El puñetazo fue una obra maestra de violencia—una línea perfecta, seca, brutal que cortó el aire con un silbido apenas audible. Un derechazo que encontró el pómulo de España con la precisión de un relojero ajustando un mecanismo delicado. El sonido del hueso crujiendo resonó por todo el salón como el eco. Si España hubiera sido un simple mortal, ese golpe no solo lo habría matado—lo habría borrado de la existencia, separando su cabeza de sus hombros y enviando sus restos a decorar la pared opuesta. Pero España era una nación, inmortal y resistente, así que en lugar de morir simplemente voló.

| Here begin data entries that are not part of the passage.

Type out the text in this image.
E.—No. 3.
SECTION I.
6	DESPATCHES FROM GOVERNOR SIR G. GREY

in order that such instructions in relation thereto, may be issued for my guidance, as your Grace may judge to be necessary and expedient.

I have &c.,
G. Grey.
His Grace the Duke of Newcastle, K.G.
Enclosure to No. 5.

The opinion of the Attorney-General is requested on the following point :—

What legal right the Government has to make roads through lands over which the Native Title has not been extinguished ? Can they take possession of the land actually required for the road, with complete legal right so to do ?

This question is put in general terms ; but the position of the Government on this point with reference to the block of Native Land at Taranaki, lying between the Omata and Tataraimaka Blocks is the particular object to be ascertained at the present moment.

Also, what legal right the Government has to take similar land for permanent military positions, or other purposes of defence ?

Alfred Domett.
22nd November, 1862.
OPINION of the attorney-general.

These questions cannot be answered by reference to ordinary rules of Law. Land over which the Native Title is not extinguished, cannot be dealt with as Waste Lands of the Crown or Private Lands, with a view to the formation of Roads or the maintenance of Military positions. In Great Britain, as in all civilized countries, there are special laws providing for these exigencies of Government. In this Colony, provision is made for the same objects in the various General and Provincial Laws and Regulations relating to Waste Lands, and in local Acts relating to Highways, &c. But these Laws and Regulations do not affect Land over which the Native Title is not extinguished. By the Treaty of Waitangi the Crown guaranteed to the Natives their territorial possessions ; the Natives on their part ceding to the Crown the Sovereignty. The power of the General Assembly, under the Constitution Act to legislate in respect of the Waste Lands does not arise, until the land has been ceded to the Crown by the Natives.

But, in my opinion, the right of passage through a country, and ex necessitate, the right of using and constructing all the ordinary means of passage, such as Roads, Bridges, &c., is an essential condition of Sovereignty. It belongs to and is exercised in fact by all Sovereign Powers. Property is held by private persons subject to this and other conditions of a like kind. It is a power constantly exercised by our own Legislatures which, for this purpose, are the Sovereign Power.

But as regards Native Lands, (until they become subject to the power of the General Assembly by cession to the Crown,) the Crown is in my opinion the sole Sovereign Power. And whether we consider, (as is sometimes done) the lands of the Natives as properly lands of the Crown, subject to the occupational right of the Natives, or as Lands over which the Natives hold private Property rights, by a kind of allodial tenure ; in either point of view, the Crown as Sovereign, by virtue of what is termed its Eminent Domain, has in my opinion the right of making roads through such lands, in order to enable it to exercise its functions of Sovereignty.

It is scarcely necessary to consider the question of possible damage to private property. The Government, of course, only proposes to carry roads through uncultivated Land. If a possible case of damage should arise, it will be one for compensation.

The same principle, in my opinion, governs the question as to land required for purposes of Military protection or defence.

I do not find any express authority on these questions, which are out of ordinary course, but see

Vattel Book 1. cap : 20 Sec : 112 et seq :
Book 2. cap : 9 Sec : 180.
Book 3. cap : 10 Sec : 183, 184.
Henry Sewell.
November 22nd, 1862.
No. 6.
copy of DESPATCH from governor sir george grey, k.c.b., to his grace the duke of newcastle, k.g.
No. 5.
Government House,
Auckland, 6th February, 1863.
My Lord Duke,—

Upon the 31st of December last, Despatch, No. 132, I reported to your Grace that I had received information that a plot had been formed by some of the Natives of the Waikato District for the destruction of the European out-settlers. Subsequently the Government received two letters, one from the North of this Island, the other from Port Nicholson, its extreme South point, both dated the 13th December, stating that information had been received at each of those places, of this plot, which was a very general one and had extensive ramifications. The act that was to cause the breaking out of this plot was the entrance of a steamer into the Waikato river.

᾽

El impacto lo lanzó por el aire como a un muñeco de trapo en manos de un niño caprichoso, atravesando el salón en una trayectoria perfecta que terminó cuando su cuerpo se estrelló contra el mármol pulido con un ruido sordo y definitivo. El suelo se agrietó bajo su peso como una telaraña, irradiando fisuras desde el punto de impacto. Una silla Luis XVI se volcó con estrépito al ser golpeada por su cuerpo, astillándose contra la pared, y trozos de piedra llovieron desde el techo por la vibración del impacto.
España cayó de costado, con un gruñido de dolor e irritación más que de agonía. Era el sonido de alguien que había sido golpeado fuerte, sí, pero que estaba más furioso por la humillación que realmente lastimado. Sus ojos verdes ardían con una rabia que se intensificaba en lugar de disminuir—como una bestia herida que se vuelve más peligrosa cuando la acorralan.
—¡Basta! ¡Parem com isso!
(¡Deténganse!)
Portugal se arrojó entre ambos, con el vestido deslizándose aún más por el movimiento brusco, colgando precariamente de un hombro y dejando que la tela se adhiriera a sus curvas de maneras que habrían sido escandalosas en cualquier otra circunstancia. Tenía las mejillas aún ardiendo de vergüenza y excitación residual, las marcas en el cuello encendidas como fuego líquido, los labios entreabiertos y húmedos, respirando entrecortadamente.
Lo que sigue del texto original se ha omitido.